2009年11月16日

パンドラの箱?

 新政権による事業仕分けが連日報道されている。マスコミの報道姿勢は依然新政権へ期待感から好意的なものが多いが、仕分け作業で説明役を務める役人はあたかも罪人のような扱いであまりにもかわいそうな気がしてくる。

 こんな状況で役人の人たちもいつまでも黙ってはいられないだろう。と言うよりそういう時代がやってきたということだ。これまでのように政治と行政がなれあい、政治家がくだらない陳情で役人に媚びを売り、役人が政治家に媚びて懐柔し、議会での追求に手心を加えてもらう・・・そういうことはもう終わりにしなければならないのだ。

 かなり乱暴な言い方だが、私たちの政治はこれまでの与野党対立の時代から政・官対立の時代に移行していく・・・ある意味そういうことではないか。

 しかし、これは大変なことだ。

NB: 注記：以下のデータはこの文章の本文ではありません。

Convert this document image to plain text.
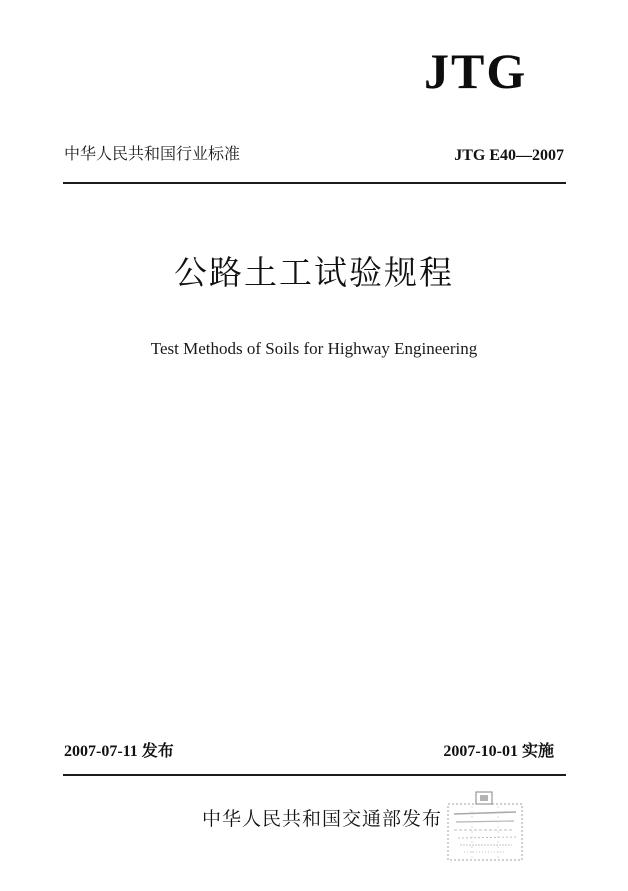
JTG
中华人民共和国行业标准	JTG E40—2007
公路土工试验规程
Test Methods of Soils for Highway Engineering
2007-07-11 发布	2007-10-01 实施
中华人民共和国交通部发布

民主党の議員も国民の皆さんも、もちろん自民党の人間もよほどハラをくくってかからねば政治主導どころかかえって官主導を強める結果になってしまうから。
 なぜなら、行政つまり役人の側は政治サイドに比べて圧倒的な情報とネットワークを持ち、執行権という極めて強い権限を持った知能的にも優秀な人たちの集団だから。
 これに我々政治家がメスを入れてチェック機能を働かせて行くには相当な努力と、議決権という権限を最大限に行使しなければ政治家と役人が対等に渡り合うことすら不可能なのだ。
 つまりこれからは与党も野党も良いことは良い、ダメなことはダメ。ダメな時はしっかりと議決権を行使して議案を否決できる議会運営でなければならないということ。

 能力の無い私には怖くもある。事業仕分けの風景を見ていると、私たち政治家はパンドラの箱を開けたのだ、という気がしてならない。これからの時代、議会での審議でもこれまでのように役人が優しく答えてはくれまい。まして役人に議会での質問を作らせていたような怠けた政治家など言語道断。そんな輩はこれからは生きていけまい。これは自民も民主も共通すること。しかし、それが議会制民主主義の本来目指すところだから、是非そうなるべきなのだ。問題は政治家がそのことの困難さを理解した上で今日の変化を迎えているか?ということ。新時代に向けた新たな幕を開けるのか、単に選挙での国民受けをねらっただけの役人いじめのようなことだったらやはりそれはパンドラの箱、しっぺ返しを食うのは明らかだ。